Wildlife Facts

Planet Earth is teeming with wildlife; big cats prowl African savannahs, birdsong symphonies ring out from rainforest canopies, whales breach at the ends of the Earth as Mountain gorillas beat their chests from an East African jungle nest…our animal kingdom always astonishes and amazes us.

There are millions of different species of animals in the world; our oceans are home to nearly fifty per cent of all animal life on Earth, while one in ten known species can be found in the Amazon Rainforest.

There is a shared passion for the world’s zoological wonders here at Exodus, so we put our heads together to come up with some weird and wonderful wildlife facts that may give you ‘paws’ for thought…


- Sloths only venture down from the trees about once a week to defecate! So strong is their aversion to being on the ground that if one of their young falls, a sloth parent will stay put and let nature run its course.

- Giraffes may have the longest necks on the planet, but they have just seven vertebrae – the same as in a human neck.

- Polar bears do not give off any detectable body heat, so cannot be picked up on infrared cameras.

- The leg bones of bats are so thin that no bat can walk.

- Tigers have striped skin as well as striped fur.

- Hyenas have the most acidic stomachs of the animal kingdom which enables them to break down bones and tough sinews.

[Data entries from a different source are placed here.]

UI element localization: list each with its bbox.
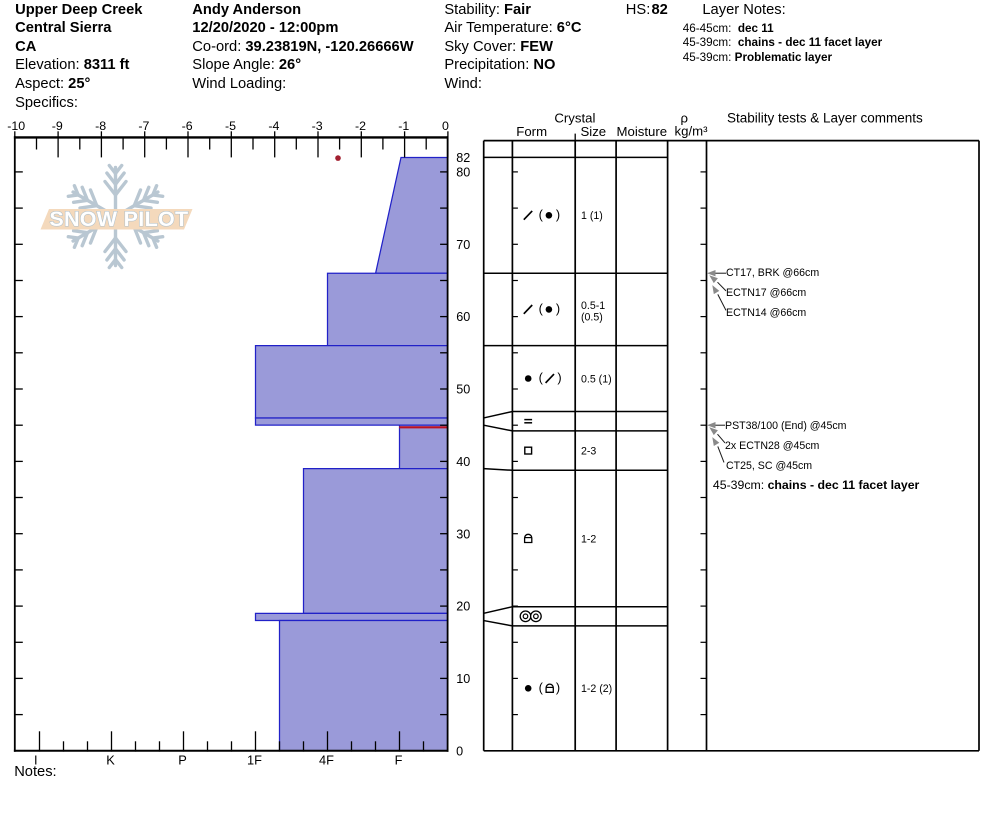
svg-text:(: ( [539, 207, 544, 222]
svg-text:): ) [556, 680, 560, 695]
svg-text:(: ( [539, 370, 544, 385]
svg-text:0.5-1: 0.5-1 [581, 300, 605, 312]
svg-text:-2: -2 [355, 119, 366, 133]
svg-text:0.5 (1): 0.5 (1) [581, 373, 612, 385]
svg-text:-8: -8 [95, 119, 106, 133]
svg-text:ρ: ρ [680, 111, 688, 126]
svg-text:(: ( [539, 680, 544, 695]
svg-text:0: 0 [456, 744, 463, 758]
svg-text:4F: 4F [319, 753, 334, 768]
svg-text:1-2 (2): 1-2 (2) [581, 683, 612, 695]
svg-text:80: 80 [456, 166, 470, 180]
svg-text:(: ( [539, 301, 544, 316]
svg-text:-6: -6 [182, 119, 193, 133]
svg-text:-7: -7 [138, 119, 149, 133]
svg-text:10: 10 [456, 672, 470, 686]
svg-text:20: 20 [456, 600, 470, 614]
svg-text:I: I [34, 753, 38, 768]
svg-text:1F: 1F [247, 753, 262, 768]
svg-text:Stability tests & Layer commen: Stability tests & Layer comments [727, 110, 923, 125]
svg-text:50: 50 [456, 383, 470, 397]
svg-text:Form: Form [516, 124, 547, 139]
svg-text:40: 40 [456, 455, 470, 469]
svg-text:(0.5): (0.5) [581, 312, 603, 324]
svg-text:1 (1): 1 (1) [581, 210, 603, 222]
svg-text:Moisture: Moisture [617, 124, 668, 139]
svg-text:): ) [556, 301, 560, 316]
svg-text:0: 0 [442, 119, 449, 133]
svg-text:70: 70 [456, 238, 470, 252]
svg-text:kg/m³: kg/m³ [675, 123, 709, 138]
svg-text:82: 82 [456, 151, 470, 165]
svg-text:): ) [556, 207, 560, 222]
svg-text:P: P [178, 753, 187, 768]
svg-text:-9: -9 [52, 119, 63, 133]
svg-text:SNOW PILOT: SNOW PILOT [49, 207, 188, 231]
svg-text:-10: -10 [7, 119, 25, 133]
svg-text:-5: -5 [225, 119, 236, 133]
svg-text:-1: -1 [398, 119, 409, 133]
svg-text:K: K [106, 753, 115, 768]
svg-text:30: 30 [456, 527, 470, 541]
svg-text:Size: Size [580, 124, 606, 139]
svg-text:-4: -4 [268, 119, 279, 133]
svg-text:60: 60 [456, 310, 470, 324]
svg-text:2-3: 2-3 [581, 445, 596, 457]
svg-text:F: F [395, 753, 403, 768]
svg-text:-3: -3 [312, 119, 323, 133]
svg-text:Crystal: Crystal [554, 111, 595, 126]
svg-text:): ) [557, 370, 561, 385]
svg-text:1-2: 1-2 [581, 533, 596, 545]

- Sharks have six senses, the same five as humans plus one other - their lateral line and collection of electroreceptors in their noses allows them to detect motion in the form of electrical impulses.

Gorilla - AYU

- Closely linked by DNA, gorillas are amongst the closest living relatives of humans. However unlike us, who can be identified by our fingerprints, gorillas each have a unique nose print.

- There are 17 species of penguin found in the world, but only four are resident to mainland Antarctica – the Adelie, Chinstrap, Emperor and the Gentoo. King, Rockhopper and Macaroni penguins are only found on the sub-Antarctic islands.

- Snakes do not have eyelids and therefore never shut their eyes. They have an eyecap known as the brille. These clear scales help to protect their eyes and keep them moist much like an eyelid would.

- An elk’s coat grows from tail to neck, the opposite direction of most fur-covered animals.

- You’d never guess it from looking at them, but the Rock hyrax is closely related to the elephant. These small herbivorous mammals are found in East Africa and weigh just nine pounds.


- Grizzly bears can outrun a racehorse over small distances. They have been known to cover 50 yards in just three seconds.

- Snow leopards use their long tails for warmth as well as balance, and wrap it around their necks like a scarf.

- The only time a tortoise will utter a sound is during mating.

- Hummingbirds are the only birds that can fly backwards. They flap their wings between 600 - 800 times a minute.

- The slowest fish in the sea is the Dwarf seahorse, swimming at just 0.001mph.

- Giraffes are mute as they have no vocal chords.

- An elephant can smell water up to three miles away.

Desert elephant Namibia

- Hippos have the biggest mouth of any land animal – opening it more than one metre wide.

- Moose don’t sweat, hence they are often seen standing around in lakes to keep cool.

- Howler monkeys are the loudest land animal and can be heard up to 3 miles away - even through dense rainforest.

howler monkey

- A cheetah’s 100m record is 6.13 seconds - over three seconds faster than Usain Bolt.

- A flamingo can only eat when its head is upside down.

- When dolphins sleep, one half of their brain goes dormant while the other stays active to prevent them drowning. They also keep one eye open and one closed when they sleep.

- A rat can survive without water for longer than a camel.

- The Blue whale is the loudest animal on Earth reaching levels of 188 decibels – a volume which could deafen a human.

- For every human on the planet there are more than one million ants.

- Army ants are still used to stich wounds in Central and South America.